Ella dio un paso lento hacia mí, su voz goteando con falsa simpatía.

—No estés triste, Mira. Hiciste tu mejor esfuerzo. Quiero decir, no todos pueden ser talentosos, ¿verdad?

Antes de que pudiera alejarme, me hizo tropezar.

Su pie se enganchó con el mío y tropecé hacia adelante con un jadeo.

Apenas tuve tiempo de estabilizarme cuando ella dio un pequeño grito y fingió caer también, directamente hacia Esteban.

Él la atrapó instintivamente, sus brazos rodeando su cintura. Sus manos se presionaron contra su pecho y ella lo miró con ojos llorosos.

—¡Oh, Dios mío, Esteban! —respiró ella—. ¡Me empujó!

Mi corazón se hundió.

—¡No! —dije rápidamente, con la voz temblorosa—. No lo hice… ella me hizo tropezar y luego fingió…

Pero Esteban ya me miraba con furia.

—Mira, ¿qué te pasa? —su voz era aguda, decepcionada—. ¿Por qué harías eso? ¿No la has avergonzado lo suficiente?

Parpadeé con incredulidad.

—Esteban, lo juro…

—¡Basta! —la voz de mi padre retumbó detrás de nosotros.

Todos se dieron la vuelta. Entró con el rostro rojo de ira.

—¿Qué está pasando aquí?

María giró ligeramente la cabeza, sus ojos brillando con lágrimas falsas.

—Me… me empujó, papá. No sé por qué. Tal vez porque gané.

Sentí que mi garganta se cerraba.

—¡Eso no es cierto!

Pero antes de que pudiera explicar, la mano de mi padre cayó con fuerza sobre mi cara.

El sonido resonó por el pasillo.

Tropecé hacia atrás, con una mano en mi mejilla, la visión borrosa por las lágrimas.

—¡Deja de ser cruel con tu hermana! —gritó—. ¡Deberías estar feliz por ella, en lugar de actuar celosa cada vez que algo bueno le pasa en la vida!

—No lo hice… —mi voz se quebró—. Está mintiendo.

Se dio la vuelta, agitando la mano.

—Basta de excusas.
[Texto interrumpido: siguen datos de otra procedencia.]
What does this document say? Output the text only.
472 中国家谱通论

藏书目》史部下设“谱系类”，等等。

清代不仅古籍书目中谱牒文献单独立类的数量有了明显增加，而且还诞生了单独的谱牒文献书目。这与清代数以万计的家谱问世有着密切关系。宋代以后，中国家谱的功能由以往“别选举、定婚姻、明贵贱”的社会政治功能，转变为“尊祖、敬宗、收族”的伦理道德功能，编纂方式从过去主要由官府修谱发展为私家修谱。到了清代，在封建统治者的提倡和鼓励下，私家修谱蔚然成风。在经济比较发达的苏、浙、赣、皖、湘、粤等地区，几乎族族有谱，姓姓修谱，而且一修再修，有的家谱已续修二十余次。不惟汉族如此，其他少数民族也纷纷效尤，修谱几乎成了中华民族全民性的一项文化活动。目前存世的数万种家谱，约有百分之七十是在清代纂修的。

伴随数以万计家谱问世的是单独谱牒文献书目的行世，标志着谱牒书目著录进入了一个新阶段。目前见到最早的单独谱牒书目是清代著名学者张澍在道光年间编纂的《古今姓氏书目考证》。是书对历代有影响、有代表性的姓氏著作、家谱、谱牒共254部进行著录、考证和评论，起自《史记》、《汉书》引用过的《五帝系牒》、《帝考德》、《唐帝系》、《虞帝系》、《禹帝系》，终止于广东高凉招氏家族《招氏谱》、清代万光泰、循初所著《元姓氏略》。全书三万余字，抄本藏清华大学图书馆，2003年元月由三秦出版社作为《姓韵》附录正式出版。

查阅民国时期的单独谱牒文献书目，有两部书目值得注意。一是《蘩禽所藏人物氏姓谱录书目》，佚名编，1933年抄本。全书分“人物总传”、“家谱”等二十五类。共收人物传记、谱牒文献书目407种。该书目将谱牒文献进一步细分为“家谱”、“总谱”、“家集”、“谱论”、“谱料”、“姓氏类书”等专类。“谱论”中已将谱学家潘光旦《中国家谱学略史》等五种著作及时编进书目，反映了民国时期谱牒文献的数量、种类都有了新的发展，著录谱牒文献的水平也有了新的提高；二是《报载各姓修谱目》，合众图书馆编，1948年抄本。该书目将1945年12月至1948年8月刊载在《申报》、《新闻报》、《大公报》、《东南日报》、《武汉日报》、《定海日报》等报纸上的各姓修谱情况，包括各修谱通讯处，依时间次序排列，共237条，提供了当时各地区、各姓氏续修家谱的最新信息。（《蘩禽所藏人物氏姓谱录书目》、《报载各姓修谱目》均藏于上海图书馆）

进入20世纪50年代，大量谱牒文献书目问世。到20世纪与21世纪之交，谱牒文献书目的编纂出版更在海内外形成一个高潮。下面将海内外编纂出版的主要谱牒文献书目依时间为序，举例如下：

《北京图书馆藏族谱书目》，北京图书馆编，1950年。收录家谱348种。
Estoy cansado de este comportamiento, Mira. Ve a tu habitación antes de que pierda por completo los estribos.

María sollozó, fingiendo secarse las lágrimas.

—Está bien, papá. No lo dijo en serio. Estoy segura de que solo está triste… tal vez debería darle mi premio para que se sienta mejor.
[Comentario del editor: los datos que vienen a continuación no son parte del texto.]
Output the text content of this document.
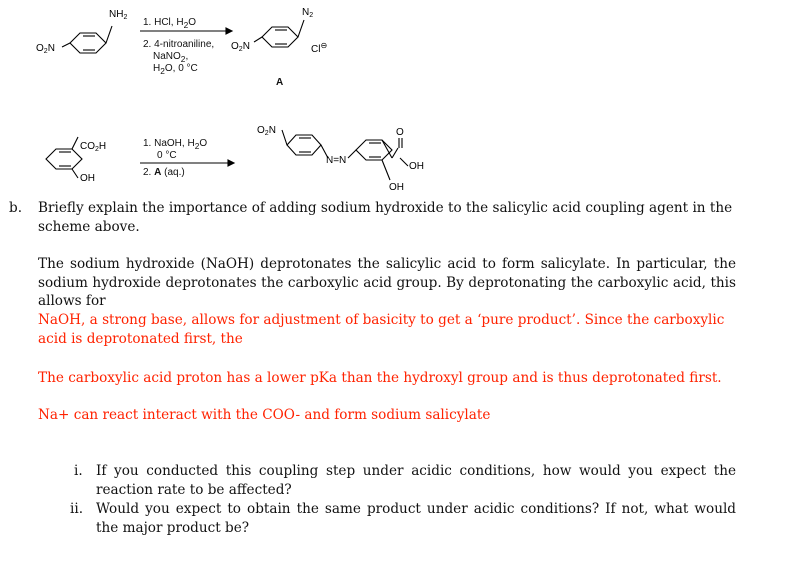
$NH_2$
$O_2N$
1. HCl, $H_2O$
2. 4-nitroaniline,
NaNO$_2$,
$H_2O$, 0 °C
$N_2$
$O_2N$	Cl⊖
A
$CO_2H$
OH
1. NaOH, $H_2O$
0 °C
2. A (aq.)
$O_2N$
N=N
O
OH
OH
b. Briefly explain the importance of adding sodium hydroxide to the salicylic acid coupling agent in the scheme above.
The sodium hydroxide (NaOH) deprotonates the salicylic acid to form salicylate. In particular, the sodium hydroxide deprotonates the carboxylic acid group. By deprotonating the carboxylic acid, this allows for
NaOH, a strong base, allows for adjustment of basicity to get a ‘pure product’. Since the carboxylic acid is deprotonated first, the
The carboxylic acid proton has a lower pKa than the hydroxyl group and is thus deprotonated first.
Na+ can react interact with the COO- and form sodium salicylate
i. If you conducted this coupling step under acidic conditions, how would you expect the reaction rate to be affected?
ii. Would you expect to obtain the same product under acidic conditions? If not, what would the major product be?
Su tono era tan dulce que me enfermaba.

Sabía exactamente lo que estaba haciendo, pintándose como la hermana perfecta, la víctima, la del corazón de oro.

Y funcionó. Madre la abrazó con orgullo.

—Oh, María, eres un ángel. Siempre tan comprensiva.
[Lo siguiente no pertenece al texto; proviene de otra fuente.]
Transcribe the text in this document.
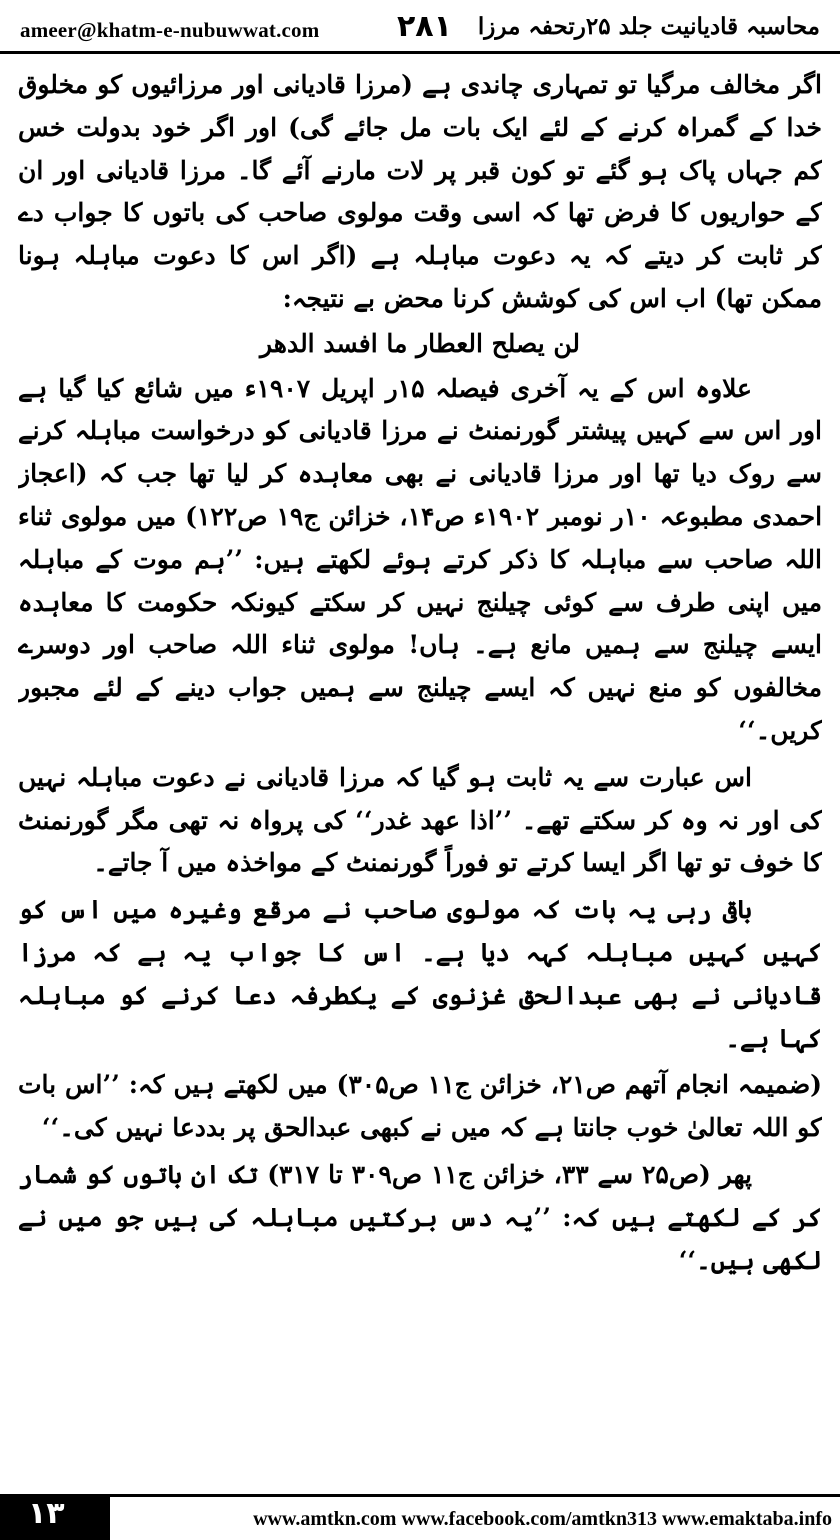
ameer@khatm-e-nubuwwat.com	۲۸۱ محاسبہ قادیانیت جلد ۲۵رتحفہ مرزا

اگر مخالف مرگیا تو تمہاری چاندی ہے (مرزا قادیانی اور مرزائیوں کو مخلوق خدا کے گمراہ کرنے کے لئے ایک بات مل جائے گی) اور اگر خود بدولت خس کم جہاں پاک ہو گئے تو کون قبر پر لات مارنے آئے گا۔ مرزا قادیانی اور ان کے حواریوں کا فرض تھا کہ اسی وقت مولوی صاحب کی باتوں کا جواب دے کر ثابت کر دیتے کہ یہ دعوت مباہلہ ہے (اگر اس کا دعوت مباہلہ ہونا ممکن تھا) اب اس کی کوشش کرنا محض بے نتیجہ:

لن یصلح العطار ما افسد الدھر

علاوہ اس کے یہ آخری فیصلہ ۱۵ر اپریل ۱۹۰۷ء میں شائع کیا گیا ہے اور اس سے کہیں پیشتر گورنمنٹ نے مرزا قادیانی کو درخواست مباہلہ کرنے سے روک دیا تھا اور مرزا قادیانی نے بھی معاہدہ کر لیا تھا جب کہ (اعجاز احمدی مطبوعہ ۱۰ر نومبر ۱۹۰۲ء ص۱۴، خزائن ج۱۹ ص۱۲۲) میں مولوی ثناء اللہ صاحب سے مباہلہ کا ذکر کرتے ہوئے لکھتے ہیں: ’’ہم موت کے مباہلہ میں اپنی طرف سے کوئی چیلنج نہیں کر سکتے کیونکہ حکومت کا معاہدہ ایسے چیلنج سے ہمیں مانع ہے۔ ہاں! مولوی ثناء اللہ صاحب اور دوسرے مخالفوں کو منع نہیں کہ ایسے چیلنج سے ہمیں جواب دینے کے لئے مجبور کریں۔‘‘

اس عبارت سے یہ ثابت ہو گیا کہ مرزا قادیانی نے دعوت مباہلہ نہیں کی اور نہ وہ کر سکتے تھے۔ ’’اذا عھد غدر‘‘ کی پرواہ نہ تھی مگر گورنمنٹ کا خوف تو تھا اگر ایسا کرتے تو فوراً گورنمنٹ کے مواخذہ میں آ جاتے۔

باقی رہی یہ بات کہ مولوی صاحب نے مرقع وغیرہ میں اس کو کہیں کہیں مباہلہ کہہ دیا ہے۔ اس کا جواب یہ ہے کہ مرزا قادیانی نے بھی عبدالحق غزنوی کے یکطرفہ دعا کرنے کو مباہلہ کہا ہے۔

(ضمیمہ انجام آتھم ص۲۱، خزائن ج۱۱ ص۳۰۵) میں لکھتے ہیں کہ: ’’اس بات کو اللہ تعالیٰ خوب جانتا ہے کہ میں نے کبھی عبدالحق پر بددعا نہیں کی۔‘‘

پھر (ص۲۵ سے ۳۳، خزائن ج۱۱ ص۳۰۹ تا ۳۱۷) تک ان باتوں کو شمار کر کے لکھتے ہیں کہ: ’’یہ دس برکتیں مباہلہ کی ہیں جو میں نے لکھی ہیں۔‘‘

۱۳	www.amtkn.com www.facebook.com/amtkn313 www.emaktaba.info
Quería gritar, quería desgarrar las mentiras con mis propias manos, pero no lo hice.

Porque sabía que no importaría.

Nadie nunca me creyó.

Nunca lo hicieron.

Me di la vuelta y corrí escaleras arriba, las lágrimas nublando mi vista. Aún podía escuchar sus risas detrás de mí, el sonido de mi propia familia celebrando a la chica que me destruía.

Cerré de golpe la puerta de mi habitación y me apoyé contra ella, tratando de recuperar el aliento.

El silencio de la habitación me oprimía.

Me deslicé al suelo, con la espalda contra la madera, y enterré el rostro en mis manos.

No era justo. Nada de eso lo era.

Pensé en la forma en que Esteban me miraba, lo rápido que fue para creerle a María, lo fácil que era ignorarme. Tal vez fui una tonta al pensar que él podría verme, no cuando mi hermana ya había robado la atención de todos.

Caminé hacia el espejo y mi reflejo me miró de vuelta. Me veía rota, con los ojos rojos y el cabello desordenado por la caída. No parecía la chica fuerte que quería ser; parecía una sombra que se desvanecía, olvidada lentamente.

Presioné mi palma contra el espejo y susurré:

—¿Por qué siempre ganas, María?

Sin respuesta.

Solo el sonido de mi propia respiración temblorosa.